Como reunir tantas competências ao mesmo tempo? Antes de mais nada, pelo esforço pessoal. É igualmente indispensável que o colégio dê a seus professores condições e tempo para se aperfeiçoar. Na maioria dos casos, porém, não é o que acontece. "As escolas exigem cada vez mais que o professor faça cursos, se atualize", diz Celso Napolitano, vice-presidente do Sinpro, sindicato que reúne os professores da rede particular de São Paulo. "Só que nem sempre elas querem pagar por isso." Se as exigências aumentaram, os salários, na maioria das escolas privadas, também cresceram. Segundo dados da CNA, a maior consultoria especializada em educação do país, nos últimos dez anos a categoria teve aumentos salariais de até 80% acima da inflação. Existem cerca de 20 000 professores nas escolas particulares de São Paulo, de acordo com o Sinpro. Desse total, 70% são mulheres. A média de idade é de 37 anos.
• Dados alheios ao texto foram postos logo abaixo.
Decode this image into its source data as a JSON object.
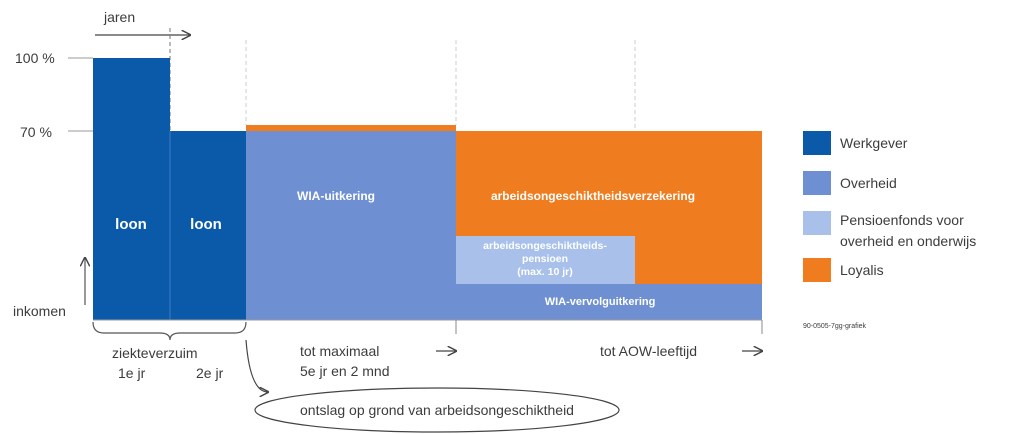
{
  "axis": {
    "top_label": "jaren",
    "y_100": "100 %",
    "y_70": "70 %",
    "y_bottom": "inkomen"
  },
  "blocks": {
    "loon_1": "loon",
    "loon_2": "loon",
    "wia_uitkering": "WIA-uitkering",
    "ao_verzekering": "arbeidsongeschiktheidsverzekering",
    "ao_pensioen_line1": "arbeidsongeschiktheids-",
    "ao_pensioen_line2": "pensioen",
    "ao_pensioen_line3": "(max. 10 jr)",
    "wia_vervolg": "WIA-vervolguitkering"
  },
  "periods": {
    "ziekteverzuim": "ziekteverzuim",
    "jaar1": "1e jr",
    "jaar2": "2e jr",
    "tot_max_line1": "tot maximaal",
    "tot_max_line2": "5e jr en 2 mnd",
    "tot_aow": "tot AOW-leeftijd"
  },
  "ontslag": "ontslag op grond van arbeidsongeschiktheid",
  "legend": [
    {
      "label": "Werkgever",
      "color": "#0b5aaa"
    },
    {
      "label": "Overheid",
      "color": "#6e8fd2"
    },
    {
      "label_line1": "Pensioenfonds voor",
      "label_line2": "overheid en onderwijs",
      "color": "#a8c0ea"
    },
    {
      "label": "Loyalis",
      "color": "#f07c20"
    }
  ],
  "credit": "90-0505-7gg-grafiek"
}
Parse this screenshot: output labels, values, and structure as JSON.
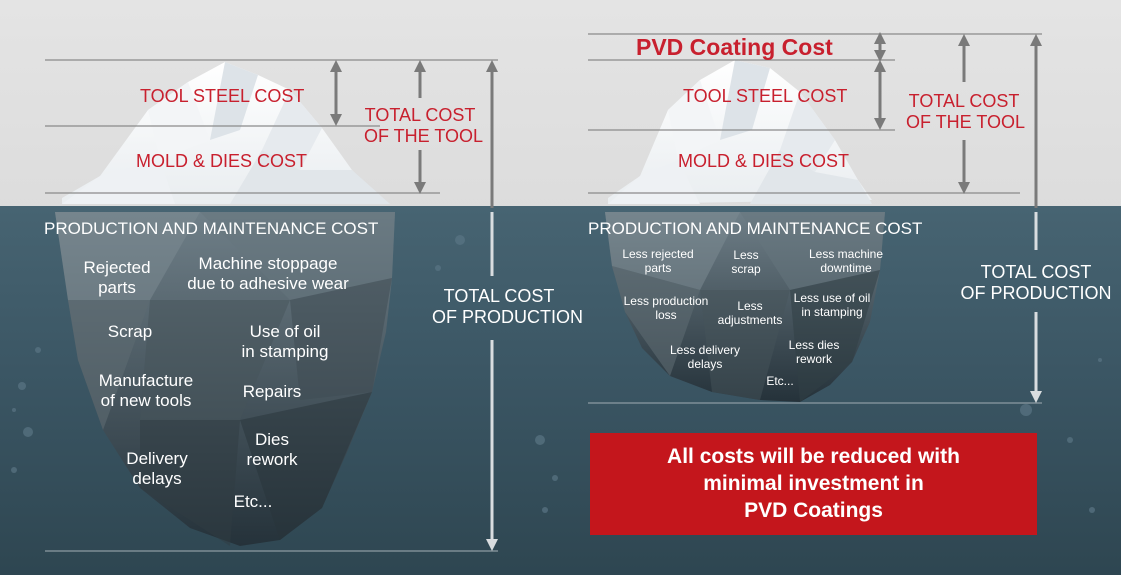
{
  "left_iceberg": {
    "above": {
      "tool_steel": "TOOL STEEL COST",
      "mold_dies": "MOLD & DIES COST",
      "total_tool": [
        "TOTAL COST",
        "OF THE TOOL"
      ]
    },
    "below_heading": "PRODUCTION AND MAINTENANCE COST",
    "below_items": {
      "rejected": [
        "Rejected",
        "parts"
      ],
      "stoppage": [
        "Machine stoppage",
        "due to adhesive wear"
      ],
      "scrap": "Scrap",
      "oil": [
        "Use of oil",
        "in stamping"
      ],
      "manufacture": [
        "Manufacture",
        "of new tools"
      ],
      "repairs": "Repairs",
      "delivery": [
        "Delivery",
        "delays"
      ],
      "dies": [
        "Dies",
        "rework"
      ],
      "etc": "Etc..."
    },
    "total_production": [
      "TOTAL COST",
      "OF PRODUCTION"
    ]
  },
  "right_iceberg": {
    "pvd_title": "PVD Coating Cost",
    "above": {
      "tool_steel": "TOOL STEEL COST",
      "mold_dies": "MOLD & DIES COST",
      "total_tool": [
        "TOTAL COST",
        "OF THE TOOL"
      ]
    },
    "below_heading": "PRODUCTION AND MAINTENANCE COST",
    "below_items": {
      "rejected": [
        "Less rejected",
        "parts"
      ],
      "scrap": [
        "Less",
        "scrap"
      ],
      "downtime": [
        "Less machine",
        "downtime"
      ],
      "production_loss": [
        "Less production",
        "loss"
      ],
      "adjustments": [
        "Less",
        "adjustments"
      ],
      "oil": [
        "Less use of oil",
        "in stamping"
      ],
      "delivery": [
        "Less delivery",
        "delays"
      ],
      "dies": [
        "Less dies",
        "rework"
      ],
      "etc": "Etc..."
    },
    "total_production": [
      "TOTAL COST",
      "OF PRODUCTION"
    ]
  },
  "banner": {
    "text": [
      "All costs will be reduced with",
      "minimal investment in",
      "PVD Coatings"
    ]
  },
  "colors": {
    "red_text": "#c8202e",
    "banner": "#c4161c",
    "water": "#3b5664",
    "arrow": "#7a7a7a"
  }
}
Além de fazer com que a matéria desperte o interesse dos estudantes, o bom educador é aquele que consegue incorporar às aulas assuntos do dia-a-dia que estão na cabeça dos alunos. Em 24 horas, por exemplo, os atentados terroristas nos Estados Unidos viraram o tema das aulas de história da Escola Nossa Senhora das Graças, mais conhecida como "Gracinha", no Itaim Bibi. "A partir dos atentados, vamos desenvolver temas como globalização e blocos econômicos", conta a professora Conceição Aparecida Cabrini. Uma das autoras da coleção didática História Temática, composta de quatro volumes e adotada em diversos colégios da capital, Conceição procura ligar suas aulas a fatos do presente. Para ela, deixou de haver espaço para o professor à moda antiga, fechado a novos métodos e tecnologias. "Na nossa profissão não se pode parar de aprender nunca", afirma.


Alunas da 8ª série do Santa Cruz: aprendendo com jogo de cubos em aula de matemática

É justamente por esse motivo que a Escola Vera Cruz mantém um centro de formação que oferece cursos de capacitação e aprimoramento. Ao freqüentá-los, os professores são remunerados como se estivessem dando aulas. No Etapa, um dos colégios com maior índice de aprovação nos vestibulares mais concorridos, 90% do corpo docente trabalha em regime de dedicação exclusiva. Muitos professores do cursinho homônimo lecionam simultaneamente na escola, o que beneficia os alunos com técnicas de ensino mais dinâmicas. No magistério, como em qualquer profissão, o salário tem um peso importante na hora de escolher em que escola trabalhar. Mas, muitas vezes, não é o fator decisivo. "Existem colégios que deixam o educador criar", diz o professor Luiz Augusto Mardegan, que leciona filosofia na Escola Nossa Senhora das Graças. "Trata-se de um diferencial que motiva e segura o professor na instituição." Mardegan desenvolve em sua escola, com estudantes da 3ª série do ensino médio, um projeto que mistura filosofia, arte e psicodrama. Durante o ano, os alunos criam máscaras nas quais são projetadas características pessoais e familiares.

Segundo colocado no ranking geral da pesquisa Veja São Paulo-Ipsos Marplan, o Santa Cruz é outro modelo de colégio que proporciona ótimas condições de trabalho aos professores. Depois de submetidos a um rigoroso processo seletivo, que inclui entrevistas e um teste específico criado pela escola, eles passam a integrar uma equipe diferenciada. Além de receber os mais altos salários do mercado, segundo um levantamento do Sinpro, realizado no ano passado, contam com cesta básica, plano de saúde e de previdência privada. Uma vez por semana, durante duas horas, participam de reuniões de planejamento – e são pagos pela tarefa. Nos encontros, discutem problemas dos alunos, debatem a interação de várias disciplinas e planejam as próximas atividades. "Temos uma preocupação muito grande com a formação global do aluno, não só com o conteúdo", diz a professora de matemática Ana Tomazia Cardoso. "Aqui no Santa, as coisas não são impostas", diz Danielle Skarbnik, de 16 anos, aluna da 2ª série do ensino médio. "Os professores nos levam a entender a razão de cada atividade que desenvolvemos. É uma diferença e tanto."

 

 

FIQUE DE OLHO

O professor deve estar próximo do aluno, mas isso não significa que os dois sejam iguais. "Hoje, todo mundo quer ser democrático e amigo", diz a psicopedagoga Raquel Whitaker. "Não podemos esquecer, entretanto, que ao professor cabe também fixar regras e impor limites."